Diese Schleifen werden zunächst für Semester >5 durchlaufen, bis alle möglichen Belegungen durchgeführt wurden. Dann mit den Semestern <5 - solange bis alle Wunsch-SWS verteilt sind oder alle gewünschten Fächer voll sind.

2.2 Weitere Durchläufe

Nach der ersten Verteilungsrunde bleiben vereinzelt noch folgende Fälle übrig:

  1. Studierende*r hat nicht alle Wunsch-SWS bekommen und <3*Wunsch-SWS Fächer priorisiert (d.h. weniger als zwei "Ausweichfächer" pro Fach angegeben) → diese Fälle werden ignoriert. Der/die Studierende muss mit der Zuteilung leben.
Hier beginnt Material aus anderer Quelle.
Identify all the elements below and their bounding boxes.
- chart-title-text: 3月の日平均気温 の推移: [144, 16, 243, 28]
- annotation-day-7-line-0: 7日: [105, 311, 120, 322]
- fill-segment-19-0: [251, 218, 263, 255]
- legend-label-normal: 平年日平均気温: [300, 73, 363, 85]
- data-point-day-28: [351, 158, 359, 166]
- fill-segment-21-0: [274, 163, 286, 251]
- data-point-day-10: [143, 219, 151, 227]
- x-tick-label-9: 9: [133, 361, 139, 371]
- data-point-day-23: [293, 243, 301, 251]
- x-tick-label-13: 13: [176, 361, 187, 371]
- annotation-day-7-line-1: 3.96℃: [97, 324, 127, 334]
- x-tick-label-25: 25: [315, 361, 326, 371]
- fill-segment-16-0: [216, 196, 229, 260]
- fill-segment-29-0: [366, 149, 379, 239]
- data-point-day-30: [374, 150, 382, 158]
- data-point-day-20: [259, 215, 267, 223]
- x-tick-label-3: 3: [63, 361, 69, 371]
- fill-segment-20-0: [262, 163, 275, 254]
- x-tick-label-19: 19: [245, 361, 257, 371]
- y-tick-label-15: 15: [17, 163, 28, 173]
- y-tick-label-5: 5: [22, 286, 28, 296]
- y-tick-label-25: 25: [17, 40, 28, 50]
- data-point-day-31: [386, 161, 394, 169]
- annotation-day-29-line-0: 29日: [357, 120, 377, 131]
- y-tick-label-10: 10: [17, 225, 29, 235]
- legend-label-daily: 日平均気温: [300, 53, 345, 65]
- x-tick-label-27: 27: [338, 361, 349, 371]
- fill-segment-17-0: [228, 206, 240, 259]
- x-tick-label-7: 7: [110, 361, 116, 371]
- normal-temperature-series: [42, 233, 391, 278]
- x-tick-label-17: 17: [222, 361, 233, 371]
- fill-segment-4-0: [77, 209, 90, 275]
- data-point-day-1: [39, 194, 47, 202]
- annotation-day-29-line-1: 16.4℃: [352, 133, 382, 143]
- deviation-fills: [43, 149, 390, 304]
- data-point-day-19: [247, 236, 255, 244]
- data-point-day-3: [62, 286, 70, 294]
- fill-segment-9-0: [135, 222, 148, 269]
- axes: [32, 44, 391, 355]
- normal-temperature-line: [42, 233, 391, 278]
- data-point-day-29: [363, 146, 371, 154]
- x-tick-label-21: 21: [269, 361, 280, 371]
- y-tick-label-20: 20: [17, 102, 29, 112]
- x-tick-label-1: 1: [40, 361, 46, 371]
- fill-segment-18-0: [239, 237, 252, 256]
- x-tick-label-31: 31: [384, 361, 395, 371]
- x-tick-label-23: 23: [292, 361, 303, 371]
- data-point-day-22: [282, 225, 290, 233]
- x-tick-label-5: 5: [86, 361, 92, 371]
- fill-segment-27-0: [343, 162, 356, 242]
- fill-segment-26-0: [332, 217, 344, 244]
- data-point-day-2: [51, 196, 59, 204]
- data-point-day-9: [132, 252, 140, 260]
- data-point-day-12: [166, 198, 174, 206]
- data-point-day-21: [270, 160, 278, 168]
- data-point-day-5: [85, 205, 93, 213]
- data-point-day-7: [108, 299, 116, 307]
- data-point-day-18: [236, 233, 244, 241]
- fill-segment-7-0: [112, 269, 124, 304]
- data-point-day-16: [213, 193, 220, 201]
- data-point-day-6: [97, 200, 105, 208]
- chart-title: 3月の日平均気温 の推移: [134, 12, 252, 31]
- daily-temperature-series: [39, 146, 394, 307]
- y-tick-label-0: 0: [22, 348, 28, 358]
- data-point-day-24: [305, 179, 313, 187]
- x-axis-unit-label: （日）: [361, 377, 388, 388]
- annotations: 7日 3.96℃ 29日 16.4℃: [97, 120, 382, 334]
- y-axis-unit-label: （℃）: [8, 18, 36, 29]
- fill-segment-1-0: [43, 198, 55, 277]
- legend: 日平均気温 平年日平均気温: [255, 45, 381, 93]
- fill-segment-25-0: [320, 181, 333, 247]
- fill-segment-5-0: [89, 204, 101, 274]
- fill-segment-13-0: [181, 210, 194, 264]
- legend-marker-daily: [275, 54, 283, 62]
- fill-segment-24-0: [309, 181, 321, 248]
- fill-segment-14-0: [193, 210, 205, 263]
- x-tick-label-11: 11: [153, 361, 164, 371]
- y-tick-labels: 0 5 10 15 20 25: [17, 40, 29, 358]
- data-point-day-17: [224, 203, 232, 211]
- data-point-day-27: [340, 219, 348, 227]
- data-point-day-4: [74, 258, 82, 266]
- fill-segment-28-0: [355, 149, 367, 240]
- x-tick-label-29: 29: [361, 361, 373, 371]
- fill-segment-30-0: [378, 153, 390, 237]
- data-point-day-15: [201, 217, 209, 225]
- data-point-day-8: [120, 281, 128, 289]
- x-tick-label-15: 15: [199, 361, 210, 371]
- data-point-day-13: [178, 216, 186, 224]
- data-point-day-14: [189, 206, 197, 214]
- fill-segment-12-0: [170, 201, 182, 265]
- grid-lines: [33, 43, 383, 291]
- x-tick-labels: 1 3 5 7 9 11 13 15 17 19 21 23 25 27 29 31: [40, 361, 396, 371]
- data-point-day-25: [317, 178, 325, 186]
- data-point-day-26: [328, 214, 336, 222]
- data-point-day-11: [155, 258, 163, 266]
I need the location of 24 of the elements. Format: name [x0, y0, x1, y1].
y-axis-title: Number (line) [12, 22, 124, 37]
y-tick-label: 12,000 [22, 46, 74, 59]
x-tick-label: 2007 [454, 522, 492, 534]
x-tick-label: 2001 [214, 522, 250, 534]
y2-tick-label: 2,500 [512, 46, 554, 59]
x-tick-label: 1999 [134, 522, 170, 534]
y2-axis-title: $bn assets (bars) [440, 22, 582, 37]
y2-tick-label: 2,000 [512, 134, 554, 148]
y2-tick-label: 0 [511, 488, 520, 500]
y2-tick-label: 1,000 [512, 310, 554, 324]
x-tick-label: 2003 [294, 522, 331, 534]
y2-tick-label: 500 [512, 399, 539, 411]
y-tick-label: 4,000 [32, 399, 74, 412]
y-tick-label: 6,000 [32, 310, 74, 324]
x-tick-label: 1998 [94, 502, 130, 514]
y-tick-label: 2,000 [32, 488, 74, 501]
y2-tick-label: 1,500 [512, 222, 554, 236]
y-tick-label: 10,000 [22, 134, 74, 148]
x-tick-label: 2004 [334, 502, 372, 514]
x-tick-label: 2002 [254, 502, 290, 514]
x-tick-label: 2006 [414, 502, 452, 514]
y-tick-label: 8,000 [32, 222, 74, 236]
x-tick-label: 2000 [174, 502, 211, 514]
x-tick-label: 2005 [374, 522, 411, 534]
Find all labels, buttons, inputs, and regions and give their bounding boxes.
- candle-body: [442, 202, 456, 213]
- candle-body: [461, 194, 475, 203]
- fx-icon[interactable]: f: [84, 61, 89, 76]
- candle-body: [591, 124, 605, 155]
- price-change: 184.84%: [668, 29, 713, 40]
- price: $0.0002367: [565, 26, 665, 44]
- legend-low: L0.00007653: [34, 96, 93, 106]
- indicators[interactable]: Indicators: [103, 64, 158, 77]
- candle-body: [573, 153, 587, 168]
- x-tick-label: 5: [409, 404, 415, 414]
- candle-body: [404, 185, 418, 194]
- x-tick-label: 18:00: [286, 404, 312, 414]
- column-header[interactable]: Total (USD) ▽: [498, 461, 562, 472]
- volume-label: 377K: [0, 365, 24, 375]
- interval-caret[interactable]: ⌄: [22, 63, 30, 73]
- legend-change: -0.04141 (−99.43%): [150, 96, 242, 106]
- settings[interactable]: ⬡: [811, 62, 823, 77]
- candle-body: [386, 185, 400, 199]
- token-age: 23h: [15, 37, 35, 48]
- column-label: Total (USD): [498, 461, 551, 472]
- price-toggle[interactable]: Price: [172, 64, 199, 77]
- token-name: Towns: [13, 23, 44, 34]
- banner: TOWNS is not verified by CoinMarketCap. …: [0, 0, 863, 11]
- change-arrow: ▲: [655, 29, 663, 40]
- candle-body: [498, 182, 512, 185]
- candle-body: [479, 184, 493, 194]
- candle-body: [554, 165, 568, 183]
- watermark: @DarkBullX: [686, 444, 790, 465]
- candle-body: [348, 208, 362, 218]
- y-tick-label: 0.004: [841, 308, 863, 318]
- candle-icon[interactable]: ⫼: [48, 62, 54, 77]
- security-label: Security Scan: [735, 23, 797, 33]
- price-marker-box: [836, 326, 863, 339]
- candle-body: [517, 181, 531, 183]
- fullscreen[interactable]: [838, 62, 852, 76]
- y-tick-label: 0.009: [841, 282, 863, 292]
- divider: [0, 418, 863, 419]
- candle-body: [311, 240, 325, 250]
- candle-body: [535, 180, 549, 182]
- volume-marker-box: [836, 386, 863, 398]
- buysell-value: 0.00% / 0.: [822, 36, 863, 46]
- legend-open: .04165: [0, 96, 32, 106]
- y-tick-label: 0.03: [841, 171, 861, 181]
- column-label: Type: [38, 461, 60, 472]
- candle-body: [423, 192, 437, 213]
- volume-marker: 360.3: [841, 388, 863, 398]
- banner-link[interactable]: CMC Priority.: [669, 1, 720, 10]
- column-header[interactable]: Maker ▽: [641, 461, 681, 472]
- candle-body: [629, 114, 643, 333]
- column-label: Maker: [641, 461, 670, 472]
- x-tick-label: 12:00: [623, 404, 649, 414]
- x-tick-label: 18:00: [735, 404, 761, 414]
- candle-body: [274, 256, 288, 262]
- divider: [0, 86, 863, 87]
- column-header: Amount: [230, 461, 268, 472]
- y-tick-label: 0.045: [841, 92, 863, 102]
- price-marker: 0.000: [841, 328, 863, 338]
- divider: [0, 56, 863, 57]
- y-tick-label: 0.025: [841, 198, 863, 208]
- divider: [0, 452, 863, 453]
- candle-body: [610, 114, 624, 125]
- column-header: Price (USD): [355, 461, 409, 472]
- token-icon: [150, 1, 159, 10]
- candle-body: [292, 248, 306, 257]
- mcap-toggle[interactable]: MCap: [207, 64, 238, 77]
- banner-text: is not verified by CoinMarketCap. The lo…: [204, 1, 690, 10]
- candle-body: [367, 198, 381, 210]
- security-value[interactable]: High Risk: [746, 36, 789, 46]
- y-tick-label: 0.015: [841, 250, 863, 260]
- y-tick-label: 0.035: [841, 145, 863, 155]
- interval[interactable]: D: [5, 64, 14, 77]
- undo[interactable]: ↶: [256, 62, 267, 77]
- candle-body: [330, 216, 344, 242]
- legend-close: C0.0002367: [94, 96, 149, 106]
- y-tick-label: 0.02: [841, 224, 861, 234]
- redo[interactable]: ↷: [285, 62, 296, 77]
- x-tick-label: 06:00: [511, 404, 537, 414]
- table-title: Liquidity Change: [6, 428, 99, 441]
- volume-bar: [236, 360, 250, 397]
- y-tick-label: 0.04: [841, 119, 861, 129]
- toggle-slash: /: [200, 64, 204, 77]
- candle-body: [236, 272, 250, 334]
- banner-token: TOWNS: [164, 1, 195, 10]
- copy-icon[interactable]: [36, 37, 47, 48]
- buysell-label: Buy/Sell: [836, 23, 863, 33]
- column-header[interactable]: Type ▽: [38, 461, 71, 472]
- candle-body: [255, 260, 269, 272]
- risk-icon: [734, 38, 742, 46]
Das Problem ist nicht lösbar.
  2. Studierende*r hat nicht alle Wunsch-SWS bekommen aber >=3*Wunsch-SWS Fächer priorisiert. Dies kann vorkommen, wenn auch alle Ausweichfächer voll belegt sind. Dann wird in mehreren, weiteren Durchläufen in den bereits belegten Fächern aller Studierenden danach gesucht, ob eine Verschiebung der Verteilung möglich ist, die in einem der Ausweichfächer wieder einen Platz frei macht. Das kann dazu führen, dass ein niedriger priorisiertes Fach aus einem Datensatz zugeteilt wird, obwohl ein höher priorisiertes möglich wäre, um entsprechend Platz für die Zuteilung zu schaffen. Dies ist der Hauptgrund, weshalb vereinzelt höhere Semestern ein niedrig priorisiertes Fach aufgrund dieser Verschiebung erhalten, auch wenn die Verteilung bei den höheren Semestern beginnt. Sofern eine Verschiebung stattgefunden hat, wird dies in der Studierendentabelle durch ein "X="(feste Zuteilung) oder ein "O="(keine Zuteilung) markiert.
  3. Fächer, die wenige Studierende mit hoher Priorität belegen möchten (<5) laufen Gefahr, dass sie nicht stattfinden können. Für diese Fächer wird in der Priorisierungsliste nach einer Möglichkeit gesucht, diese auf 10 Studierende aufzufüllen und wenn möglich, die Zuteilung entsprechend angepasst. Möglich ist in der aktuellen Implementierung jede Fächerwahl, die das entsprechende Fach <10 priorisiert.
  4. Nun werden noch die zuvor reduzierten SWS einzelner Studierender wieder angepasst und auf ggf. freie Fächer verteilt.
  5. In einer letzten Verteilungsrunde werden schließlich noch freie Plätze für Wahlfächer aufgefüllt.